Patients treated with repeat SBRT had significantly shorter PFS (p<0.0001; Fig. 1A). Distant metastases as first failure were more frequently observed in repeat SBRT patients (p<0.0001; Fig. 2). Yet, patients treated with repeat SBRT more often presented with only a single metastasis at distant failure (repeat: 40%, single: 22.2%, p=0.003). However, WFFS was comparable in both groups (p=0.47; Fig. 1B). Among patients with oligorecurrence, no difference in STFS was observed between repeat and single course SBRT patients (p=0.22; Fig. 1C). Median OS was longer in repeat SBRT patients (p=0.01).

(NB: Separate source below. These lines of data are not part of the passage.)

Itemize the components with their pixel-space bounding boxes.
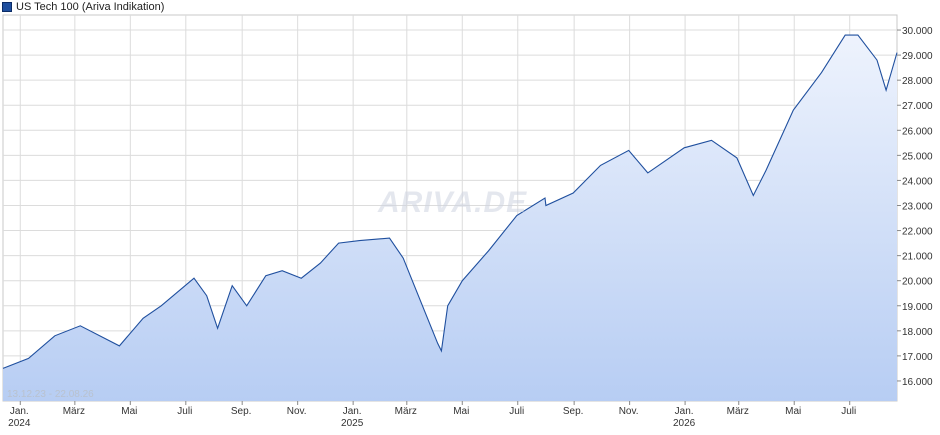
x-tick-label: Nov.: [619, 406, 639, 417]
x-tick-year-label: 2025: [341, 418, 364, 429]
x-tick-year-label: 2024: [8, 418, 31, 429]
x-tick-label: Jan.: [343, 406, 362, 417]
y-tick-label: 22.000: [902, 227, 933, 238]
legend: US Tech 100 (Ariva Indikation): [2, 0, 164, 14]
y-tick-label: 24.000: [902, 176, 933, 187]
x-tick-label: Mai: [453, 406, 469, 417]
date-range-label: 13.12.23 - 22.08.26: [7, 389, 94, 400]
y-tick-label: 19.000: [902, 302, 933, 313]
price-line: [2, 34, 898, 369]
y-tick-label: 27.000: [902, 101, 933, 112]
x-tick-label: Nov.: [287, 406, 307, 417]
x-tick-label: Jan.: [675, 406, 694, 417]
y-tick-label: 20.000: [902, 277, 933, 288]
watermark-logo: ARIVA.DE: [378, 186, 528, 219]
y-tick-label: 30.000: [902, 26, 933, 37]
x-tick-label: März: [727, 406, 749, 417]
price-area: [3, 35, 897, 401]
legend-swatch: [2, 2, 12, 12]
y-tick-label: 25.000: [902, 151, 933, 162]
x-tick-label: Sep.: [231, 406, 252, 417]
y-axis-ticks: 16.000 17.000 18.000 19.000 20.000 21.000 22.0…: [897, 26, 933, 388]
x-tick-label: Sep.: [563, 406, 584, 417]
y-tick-label: 23.000: [902, 201, 933, 212]
legend-label: US Tech 100 (Ariva Indikation): [16, 1, 165, 13]
x-tick-year-label: 2026: [673, 418, 696, 429]
y-tick-label: 28.000: [902, 76, 933, 87]
y-tick-label: 29.000: [902, 51, 933, 62]
x-tick-label: Juli: [509, 406, 524, 417]
y-tick-label: 17.000: [902, 352, 933, 363]
x-tick-label: Juli: [177, 406, 192, 417]
x-tick-label: Mai: [121, 406, 137, 417]
x-tick-label: März: [395, 406, 417, 417]
y-tick-label: 21.000: [902, 252, 933, 263]
y-tick-label: 26.000: [902, 126, 933, 137]
x-tick-label: Mai: [785, 406, 801, 417]
x-tick-label: März: [63, 406, 85, 417]
y-tick-label: 16.000: [902, 377, 933, 388]
x-tick-label: Juli: [841, 406, 856, 417]
x-tick-label: Jan.: [10, 406, 29, 417]
y-tick-label: 18.000: [902, 327, 933, 338]
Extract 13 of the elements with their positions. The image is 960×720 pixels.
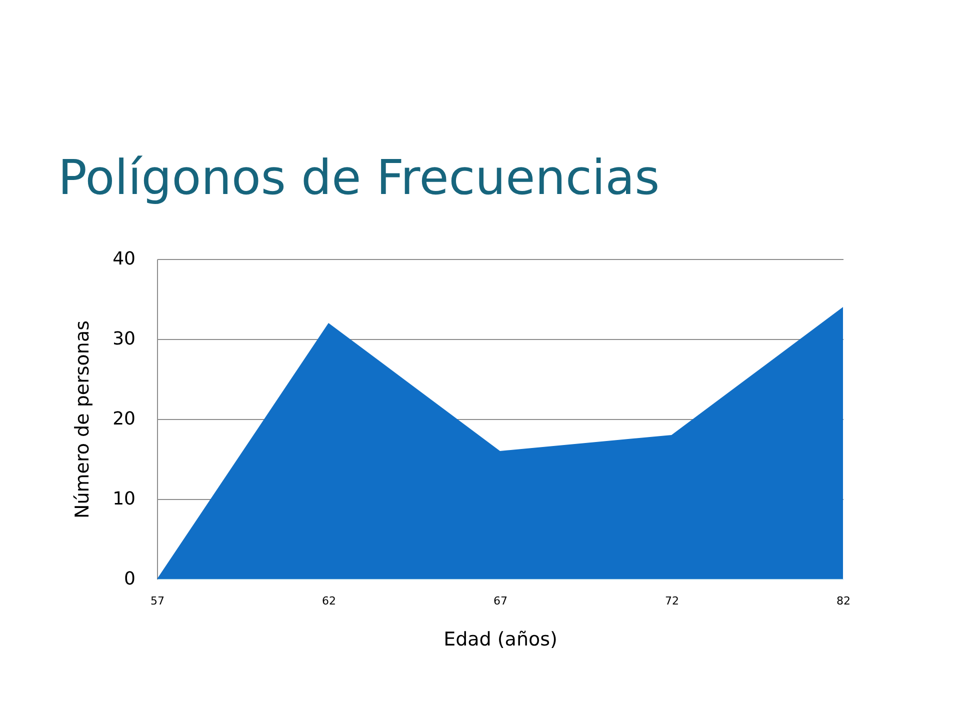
y-axis-title: Número de personas [72, 320, 94, 518]
y-tick-label: 10 [112, 488, 136, 510]
x-tick-label: 67 [494, 594, 508, 608]
y-tick-label: 0 [124, 568, 136, 590]
y-tick-label: 20 [112, 408, 136, 430]
chart-title: Polígonos de Frecuencias [58, 150, 660, 206]
x-tick-label: 82 [836, 594, 850, 608]
x-tick-label: 62 [322, 594, 336, 608]
x-tick-label: 72 [665, 594, 679, 608]
y-tick-label: 40 [112, 248, 136, 270]
x-axis-title: Edad (años) [444, 628, 558, 650]
x-tick-label: 57 [150, 594, 164, 608]
y-tick-label: 30 [112, 328, 136, 350]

On multivariable analysis, a higher number of previous lines of systemic therapy (1 line: odds ratio [OR] 2.68, p=0.002; 2 or more lines: OR 2.42, p=0.009) and low distant metastasis velocity (DMV) of <0.5 metastases per month at first distant failure (OR 3.27, p<0.001) were significantly associated with the use of repeat SBRT.
Conclusion
Despite shorter PFS, patients treated with repeat SBRT had comparable WFFS and STFS, and longer OS than patients receiving a single course of SBRT. A higher number of systemic therapy lines and a low DMV seemed to be correlated with repeat SBRT. Prospective investigation is required, preferably in a randomized setting, focusing on predictive factors to select patients that might derive a benefit from repeat SBRT.